Et si la vie humaine avait été créée par l’uni­vers dans le but d’as­su­rer sa propre survie ? Et si le sens véri­table de la vie intel­li­gente était de permettre, dans un loin­tain futur, à notre univers de sortir vainqueur de la compé­ti­tion qui l’op­pose à une infi­nité d’autres univers ? Et si la théo­rie de l’évo­lu­tion de Darwin en était juste­ment la preuve ? On dirait le prologue d’un auda­cieux roman de science-fiction, mais ces hypo­thèses relèvent pour­tant du domaine scien­ti­fique. Elles ont été étayées par le psycho­logue évolu­tion­niste Michael Price, du Centre pour la culture et l’évo­lu­tion de l’uni­ver­sité Brunel de Londres, dont les recherches visent à percer rien de moins que les secrets du sens de la vie. Les propos ayant servi à réali­ser cette story ont été recueillis par Otti­lia Ferey au cours d’un entre­tien avec Michael Price.
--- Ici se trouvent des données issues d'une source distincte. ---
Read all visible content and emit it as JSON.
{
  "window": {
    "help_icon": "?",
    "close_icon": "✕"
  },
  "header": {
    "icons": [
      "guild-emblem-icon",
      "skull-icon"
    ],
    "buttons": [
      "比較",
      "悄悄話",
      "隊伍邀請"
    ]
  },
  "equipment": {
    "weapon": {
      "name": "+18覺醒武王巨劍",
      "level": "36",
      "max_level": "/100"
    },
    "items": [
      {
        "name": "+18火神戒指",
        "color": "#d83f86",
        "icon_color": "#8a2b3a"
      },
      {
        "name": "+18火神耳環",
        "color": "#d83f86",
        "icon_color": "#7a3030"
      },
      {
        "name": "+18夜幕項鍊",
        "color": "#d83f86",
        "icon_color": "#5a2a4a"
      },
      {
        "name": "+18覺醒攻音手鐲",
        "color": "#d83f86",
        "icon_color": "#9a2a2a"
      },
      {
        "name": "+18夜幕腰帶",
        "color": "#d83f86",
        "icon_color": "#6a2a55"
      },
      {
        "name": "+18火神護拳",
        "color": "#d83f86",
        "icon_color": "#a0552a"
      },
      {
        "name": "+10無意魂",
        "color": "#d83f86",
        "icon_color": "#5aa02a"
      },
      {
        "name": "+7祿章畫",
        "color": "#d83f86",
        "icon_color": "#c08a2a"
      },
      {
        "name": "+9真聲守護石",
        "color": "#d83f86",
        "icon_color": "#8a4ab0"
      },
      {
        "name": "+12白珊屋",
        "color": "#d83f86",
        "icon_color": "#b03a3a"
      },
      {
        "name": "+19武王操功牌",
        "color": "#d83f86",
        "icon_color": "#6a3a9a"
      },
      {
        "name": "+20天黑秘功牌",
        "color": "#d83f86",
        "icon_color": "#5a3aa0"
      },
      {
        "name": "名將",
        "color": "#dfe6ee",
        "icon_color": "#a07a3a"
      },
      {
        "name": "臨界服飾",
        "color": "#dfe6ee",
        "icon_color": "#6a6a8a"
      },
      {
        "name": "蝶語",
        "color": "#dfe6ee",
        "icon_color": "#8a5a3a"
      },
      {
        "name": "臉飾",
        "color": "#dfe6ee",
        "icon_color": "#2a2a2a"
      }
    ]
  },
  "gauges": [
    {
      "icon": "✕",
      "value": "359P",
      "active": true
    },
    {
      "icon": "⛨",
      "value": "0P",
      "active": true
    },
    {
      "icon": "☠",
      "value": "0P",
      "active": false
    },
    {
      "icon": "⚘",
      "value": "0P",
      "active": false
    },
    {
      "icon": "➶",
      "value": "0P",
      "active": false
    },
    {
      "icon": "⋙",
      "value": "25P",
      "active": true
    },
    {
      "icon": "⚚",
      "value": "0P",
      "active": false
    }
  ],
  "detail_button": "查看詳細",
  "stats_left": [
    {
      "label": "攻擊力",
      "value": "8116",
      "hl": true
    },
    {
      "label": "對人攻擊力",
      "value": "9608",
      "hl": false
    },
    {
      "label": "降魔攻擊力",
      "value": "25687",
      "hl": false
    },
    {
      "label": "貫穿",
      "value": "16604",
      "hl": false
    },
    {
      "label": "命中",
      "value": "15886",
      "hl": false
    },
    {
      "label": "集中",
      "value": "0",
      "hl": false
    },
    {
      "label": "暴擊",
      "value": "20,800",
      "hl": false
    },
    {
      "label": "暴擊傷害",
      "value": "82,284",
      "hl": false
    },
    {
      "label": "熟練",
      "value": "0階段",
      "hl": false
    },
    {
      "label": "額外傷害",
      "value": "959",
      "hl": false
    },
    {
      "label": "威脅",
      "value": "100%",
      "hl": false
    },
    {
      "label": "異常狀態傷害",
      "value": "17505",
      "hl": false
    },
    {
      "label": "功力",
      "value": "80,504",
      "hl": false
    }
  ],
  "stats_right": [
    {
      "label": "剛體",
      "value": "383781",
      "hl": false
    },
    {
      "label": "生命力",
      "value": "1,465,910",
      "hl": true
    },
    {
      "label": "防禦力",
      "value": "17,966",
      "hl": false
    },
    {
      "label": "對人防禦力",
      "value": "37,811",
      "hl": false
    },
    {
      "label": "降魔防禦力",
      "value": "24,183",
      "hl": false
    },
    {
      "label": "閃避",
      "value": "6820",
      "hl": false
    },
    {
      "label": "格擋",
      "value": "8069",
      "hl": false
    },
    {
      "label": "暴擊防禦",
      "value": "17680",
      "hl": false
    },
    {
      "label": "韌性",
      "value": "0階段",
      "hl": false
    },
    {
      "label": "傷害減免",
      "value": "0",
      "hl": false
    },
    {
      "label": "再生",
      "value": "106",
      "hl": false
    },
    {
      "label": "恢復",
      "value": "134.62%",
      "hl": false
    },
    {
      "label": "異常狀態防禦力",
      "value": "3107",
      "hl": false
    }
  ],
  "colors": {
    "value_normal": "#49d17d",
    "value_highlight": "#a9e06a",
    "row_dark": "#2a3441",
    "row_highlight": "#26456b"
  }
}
Les mots qui suivent sont les siens.

Le multi­vers
Crédits : Victor de Schwan­berg

Sélec­tion natu­relle

« D’où venons-nous ? » « Pourquoi sommes-nous ainsi ? » « Pourquoi ? pourquoi ? pourquoi ? » Ces ques­tions, je n’ai jamais cessé de me les poser. J’ai toujours été fasciné par la nature humaine. Alors que j’étu­diais la psycho­lo­gie pendant mes années de licence en Caro­line du Nord, je m’en­nuyais car on évoquait peu nos origines profondes. Par la suite, j’ai entendu parler de la psycho­lo­gie évolu­tion­niste et j’ai été instan­ta­né­ment conquis, car cette disci­pline semblait aller au fond des choses, levant un coin du voile sur la nature humaine. C’est un domaine de recherche qui combine biolo­gie évolu­tion­niste et psycho­lo­gie. Mes pairs et moi essayons de comprendre comment fonc­tionne l’es­prit humain et de quelle façon il est construit, de la même manière qu’un scien­ti­fique s’in­té­res­se­rait au corps humain et à la dispo­si­tion de ses organes vitaux. En suppo­sant qu’il est consti­tué de la même façon que n’im­porte quel autre organe, le cerveau devrait compor­ter ce qu’on appelle des « adap­ta­tions ».

Charles Darwin en 1881

Selon Darwin, une adap­ta­tion est l’at­tri­but d’un orga­nisme qui traite un problème lié à la survie et à la repro­duc­tion. Les animaux sont par exemple divi­sés en adap­ta­tions. En psycho­lo­gie évolu­tion­niste, on suppose la même chose de l’es­prit et du cerveau. Nous essayons de décou­vrir les diffé­rentes adap­ta­tions qui composent l’es­prit humain. Tous les champs scien­ti­fiques ont leurs scep­tiques et la psycho­lo­gie évolu­tion­niste ne fait pas excep­tion. Mais elle a pour elle de nombreux scien­ti­fiques recon­nus, qui conduisent des recherches au sein des univer­si­tés les plus pres­ti­gieuses du monde. C’est un domaine de recherche parti­cu­liè­re­ment appré­cié des adeptes de la théo­rie de l’évo­lu­tion. Car au fond, Darwin explique pourquoi les gens sont comme ils sont. Sa théo­rie est fasci­nante à tout point de vue. Si l’on veut sérieu­se­ment comprendre l’être humain et se comprendre soi-même, c’est ainsi qu’il faut procé­der. En étudiant la théo­rie de l’évo­lu­tion, on comprend le proces­sus qui a mené à notre créa­tion. Ce proces­sus, c’est l’évo­lu­tion par la sélec­tion natu­relle. La sélec­tion natu­relle biolo­gique est un proces­sus capable de créer de l’ordre, une certaine orga­ni­sa­tion et surtout, une fina­lité. Quel autre proces­sus connu dans l’uni­vers en est capable ? Les adap­ta­tions qui composent un orga­nisme comme les yeux, le cœur, les poumons… tous ont une fina­lité. La fina­lité de l’œil est de voir, celle des ailes pour un oiseau est de voler. C’est ainsi que la sélec­tion natu­relle fonc­tionne à un niveau biolo­gique. Nous sommes quelques-uns à penser que c’est aussi le cas à un niveau supé­rieur, à un niveau cosmique.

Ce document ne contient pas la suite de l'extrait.